Entendez bien : une dérive encore peu identifiée, peu dénoncée, rendant indispensable une version contemporaine du serment d’Hippocrate. Je vous parle de ma mère qui vient d’être inhumée à l’âge de 93 ans, décédée en unité de soins longue durée (USLD) du CHU où elle a séjourné durant huit ans.

 

Admise à l’âge de 84 ans pour maladie d’Alzheimer, dans ce service secteur fermé, elle a peu à peu perdu son autonomie pour devenir grabataire au bout de trois ans, en 2005, à l’âge de 87 ans.

Rien d’original dans ce tableau, connu par tant de personnes âgées, placées en institution ou pas, connu surtout de leurs proches lorsque les patients ont perdu conscience de leur état. Dans ce décor de généralités fort répandues et porteuses de souffrance, je tiens à témoigner du cas de ma mère.

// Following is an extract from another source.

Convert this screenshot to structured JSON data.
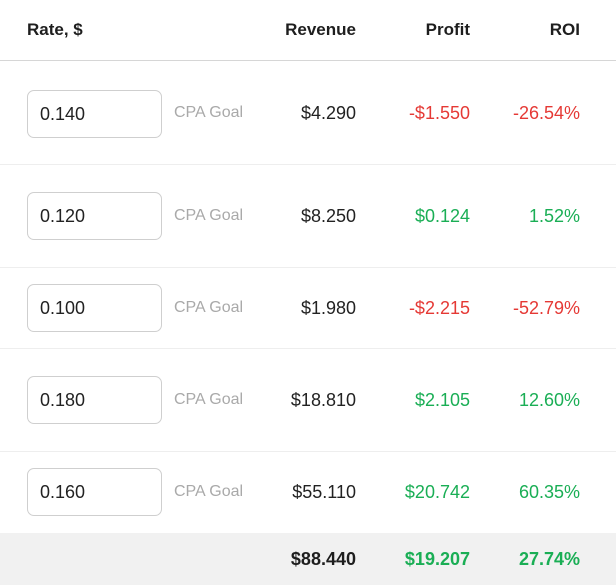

Etant fille unique, je l’ai vécu au plus près.

 

Lorsque, en 2004, où elle voyait sa déchéance s’installer, et qu’elle pouvait encore s’exprimer, elle me posa textuellement cette question : « A qui elle appartient, ma vie ? Qu’est-ce que ça leur ferait de me donner un bonbon et que je m’endorme ? », je lui promis de transmettre cette question, le moment venu, aux personnes qui la soignaient. Je me fis donc sa porte-parole, bien qu’elle ait elle-même exprimé auprès de l’équipe soignante son souhait d’en finir, de ne pas devoir subir la lente dégradation de son état, l’inexorable glissade vers la perte de l’existence.

 

En 2007, j’ai cru m’inscrire dans une légitimité simplement humaine, en réclamant pour elle, par écrit, l’application de la loi Léonetti de 2005, m’appuyant essentiellement sur l’article L. 1110-05 , condamnant « l’obstination déraisonnable et prohibition des actes médicaux apparaissant comme inutiles, disproportionnés ou n’ayant d’autre effet que le seul maintien artificiel de la vie ».

Deux ans, déjà, que dans son cri, j’entendais une protestation, un refus de ce qu’elle vivait. Deux ans que ce cri était supposé n’être qu’« un signe de la maladie ».

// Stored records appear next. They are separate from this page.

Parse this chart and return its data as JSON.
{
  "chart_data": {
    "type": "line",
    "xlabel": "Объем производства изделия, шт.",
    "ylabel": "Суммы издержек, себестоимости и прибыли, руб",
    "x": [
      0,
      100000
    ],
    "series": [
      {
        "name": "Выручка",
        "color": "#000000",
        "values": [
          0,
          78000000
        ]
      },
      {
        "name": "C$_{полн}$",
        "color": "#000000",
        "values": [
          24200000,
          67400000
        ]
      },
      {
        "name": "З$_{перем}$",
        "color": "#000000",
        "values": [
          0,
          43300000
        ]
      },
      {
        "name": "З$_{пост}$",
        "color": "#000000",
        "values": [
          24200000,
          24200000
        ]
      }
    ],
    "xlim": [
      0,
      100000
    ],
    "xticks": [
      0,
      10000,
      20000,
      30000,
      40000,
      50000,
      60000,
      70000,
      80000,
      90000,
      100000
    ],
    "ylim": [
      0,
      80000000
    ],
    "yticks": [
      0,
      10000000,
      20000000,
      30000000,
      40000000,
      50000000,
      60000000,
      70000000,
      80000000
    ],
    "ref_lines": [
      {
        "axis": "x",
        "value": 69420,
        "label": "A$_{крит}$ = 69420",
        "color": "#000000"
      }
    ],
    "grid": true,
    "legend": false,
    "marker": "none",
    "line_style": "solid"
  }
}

Je demandai alors qu’au moindre incident, si minime soit-il et de quelque nature qu’il soit, ne soit engagé aucun traitement susceptible de prolonger sa vie, tout en faisant le nécessaire pour éviter sa souffrance.

 

Par téléphone, le responsable de l’USLD me propose une rencontre avec le professeur référent en matière d’éthique du CHU. On m’accorde une réunion avec ce professeur, le responsable de l’USLD, le médecin responsable du service où ma mère est hospitalisée, le cadre infirmier. Je me sens au tribunal et je comprends (pot de terre contre pot de fer) que ma demande se heurte à la mission non négociable du corps médical, qui consiste à « sauver », à faire reculer la mort par tous les moyens, alors que j’attendais de l’équipe médicale des gestes qui auraient renoncé à tout acharnement thérapeutique. J’ai l’impression que nous subissons un abus de pouvoir.

 

Le médecin responsable du service déclare qu’il doit réunir l’équipe soignante pour s’accorder sur la conduite à tenir ; il ressort qu’il est impossible qu’une règle particulière soit appliquée à ma mère, en renonçant, par exemple, à la perfusion hydratante considérée pourtant, par la loi, comme un soin thérapeutique. J’espérais qu’un soin anti-douleur, qui aurait garanti un bon accompagnement, me permette d’être à ses côtés lors de son endormissement ; je prétendais ne pas demander une absence de soins, mais LE SOIN qui l’aurait délivrée.

 

A aucun moment je ne me suis placée sur le plan juridique, ma mère n’ayant pas écrit de directives sur ses volontés de fin de vie. Sa génération peut difficilement bénéficier de la loi Léonetti, dont j’ai pu au demeurant constater qu’elle était scandaleusement méconnue, évitée, non appliquée par le corps médical. Du reste, il ne m’a jamais été opposé cette absence de directives écrites de la part de ma mère, tant il était hors de question, dès le début, que ma demande soit entendue.

 

En portant la parole de ma mère, je me plaçais donc exclusivement dans un esprit d’humanité, de respect, de loyauté, qui correspondait à la conception de dignité et de liberté que nous partagions toutes deux. Cette demande me paraissait pouvoir être entendue par des médecins et soignants, dont les gestes professionnels témoignent de leur volonté d’accompagner les patients.

 

Accompagner, oui, bien sûr, mais jusqu’où ?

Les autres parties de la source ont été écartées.